Since equality holds at $a=b=c$ and $a^2+b^2+c^2\ge ab+bc+ca$ we can consider the stronger one$$\sqrt{2}+\sqrt{\frac{a+b}{c}\cdot\frac{b+c}{a}\cdot\frac{c+a}{b}}\ge \sqrt{\frac{a+b}{c}}+\sqrt{\frac{c+b}{a}}+\sqrt{\frac{a+c}{b}}.$$
Now let $$x=\sqrt{\frac{a+b}{c}};y=\sqrt{\frac{c+b}{a}};z=\sqrt{\frac{a+c}{b}}$$then $x,y,z>0$ and $xyz\ge 2\sqrt{2}.$
We'll prove $$\sqrt{2}+xyz\ge x+y+z.$$
I got stuck here.
It would be great if you help me prove or disprove my subsequent inequality. Now, I see it is wrong inequality.
Also, you can share any ideas and comments. Thank you very much.

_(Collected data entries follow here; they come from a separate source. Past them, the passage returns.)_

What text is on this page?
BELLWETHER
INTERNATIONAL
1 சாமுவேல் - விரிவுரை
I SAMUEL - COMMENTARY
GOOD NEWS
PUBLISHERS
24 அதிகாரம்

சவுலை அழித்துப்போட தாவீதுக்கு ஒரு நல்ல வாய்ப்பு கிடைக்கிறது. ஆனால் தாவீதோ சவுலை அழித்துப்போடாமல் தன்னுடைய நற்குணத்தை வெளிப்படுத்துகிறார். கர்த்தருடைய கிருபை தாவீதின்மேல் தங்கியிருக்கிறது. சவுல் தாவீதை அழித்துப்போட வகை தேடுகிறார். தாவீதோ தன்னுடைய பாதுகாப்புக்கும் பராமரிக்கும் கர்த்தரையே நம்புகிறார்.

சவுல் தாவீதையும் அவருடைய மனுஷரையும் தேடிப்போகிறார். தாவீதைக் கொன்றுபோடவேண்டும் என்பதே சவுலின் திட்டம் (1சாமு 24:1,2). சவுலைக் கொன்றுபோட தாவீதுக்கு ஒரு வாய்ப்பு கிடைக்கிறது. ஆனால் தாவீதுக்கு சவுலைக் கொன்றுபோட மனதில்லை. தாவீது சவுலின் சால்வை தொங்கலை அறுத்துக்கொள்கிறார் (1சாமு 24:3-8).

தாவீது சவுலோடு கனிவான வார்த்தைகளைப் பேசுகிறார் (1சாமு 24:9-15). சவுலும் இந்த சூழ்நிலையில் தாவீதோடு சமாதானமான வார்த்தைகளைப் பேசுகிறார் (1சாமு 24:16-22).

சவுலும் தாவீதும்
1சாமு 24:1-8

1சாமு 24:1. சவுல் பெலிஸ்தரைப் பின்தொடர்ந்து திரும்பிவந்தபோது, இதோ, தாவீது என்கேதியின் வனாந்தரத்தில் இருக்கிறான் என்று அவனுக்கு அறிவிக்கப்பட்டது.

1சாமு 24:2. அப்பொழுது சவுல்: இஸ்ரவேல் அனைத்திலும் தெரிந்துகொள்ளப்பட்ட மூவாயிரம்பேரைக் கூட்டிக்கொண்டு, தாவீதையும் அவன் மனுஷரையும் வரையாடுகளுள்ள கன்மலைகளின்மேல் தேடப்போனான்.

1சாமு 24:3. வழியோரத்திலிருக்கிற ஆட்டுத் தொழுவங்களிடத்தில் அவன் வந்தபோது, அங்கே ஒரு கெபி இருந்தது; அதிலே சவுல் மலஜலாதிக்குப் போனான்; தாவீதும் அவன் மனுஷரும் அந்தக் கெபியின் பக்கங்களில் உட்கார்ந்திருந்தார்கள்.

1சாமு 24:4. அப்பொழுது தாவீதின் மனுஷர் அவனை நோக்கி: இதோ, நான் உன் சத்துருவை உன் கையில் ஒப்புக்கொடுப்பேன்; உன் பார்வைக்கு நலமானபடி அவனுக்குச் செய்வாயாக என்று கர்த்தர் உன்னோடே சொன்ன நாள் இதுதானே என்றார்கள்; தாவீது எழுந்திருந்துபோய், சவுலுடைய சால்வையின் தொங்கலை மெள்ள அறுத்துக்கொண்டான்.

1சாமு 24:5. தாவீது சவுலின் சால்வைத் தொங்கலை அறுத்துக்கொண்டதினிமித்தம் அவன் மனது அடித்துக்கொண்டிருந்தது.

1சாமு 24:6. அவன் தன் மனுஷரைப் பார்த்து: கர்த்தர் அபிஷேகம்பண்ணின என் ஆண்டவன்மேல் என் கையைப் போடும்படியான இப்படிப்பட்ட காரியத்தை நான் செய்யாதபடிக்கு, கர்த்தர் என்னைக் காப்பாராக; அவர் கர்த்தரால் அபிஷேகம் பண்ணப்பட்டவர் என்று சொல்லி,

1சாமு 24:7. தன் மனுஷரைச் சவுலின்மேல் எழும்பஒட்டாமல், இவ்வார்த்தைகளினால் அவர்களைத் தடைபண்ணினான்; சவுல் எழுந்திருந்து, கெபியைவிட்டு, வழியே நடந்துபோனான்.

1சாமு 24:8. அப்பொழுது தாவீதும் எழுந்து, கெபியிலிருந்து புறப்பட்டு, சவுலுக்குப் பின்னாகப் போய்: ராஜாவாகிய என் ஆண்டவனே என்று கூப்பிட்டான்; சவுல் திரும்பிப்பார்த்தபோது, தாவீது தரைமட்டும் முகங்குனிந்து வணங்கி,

Thank you @RiverLi. The current proof is nice enough but it is not easy. Is there a nice proof?
Best Answer
I think the stronger one is not right. For example, let $a=8$, $b=1$, $c=1$, then
$$ \sqrt 2 + \sqrt{\frac{a+b}{c}\cdot \frac{b+c}{a} \cdot \frac{c+a}{b}}=\sqrt2 + \frac{9}{2}<6<\frac{13}{2}={\sqrt{\frac{a+b}{c}}+ \sqrt{\frac{b+c}{a}}+ \sqrt{\frac{c+a}{b}}} $$ PS: I don't have enough reputation to add a comment under your post, so I directly comment here.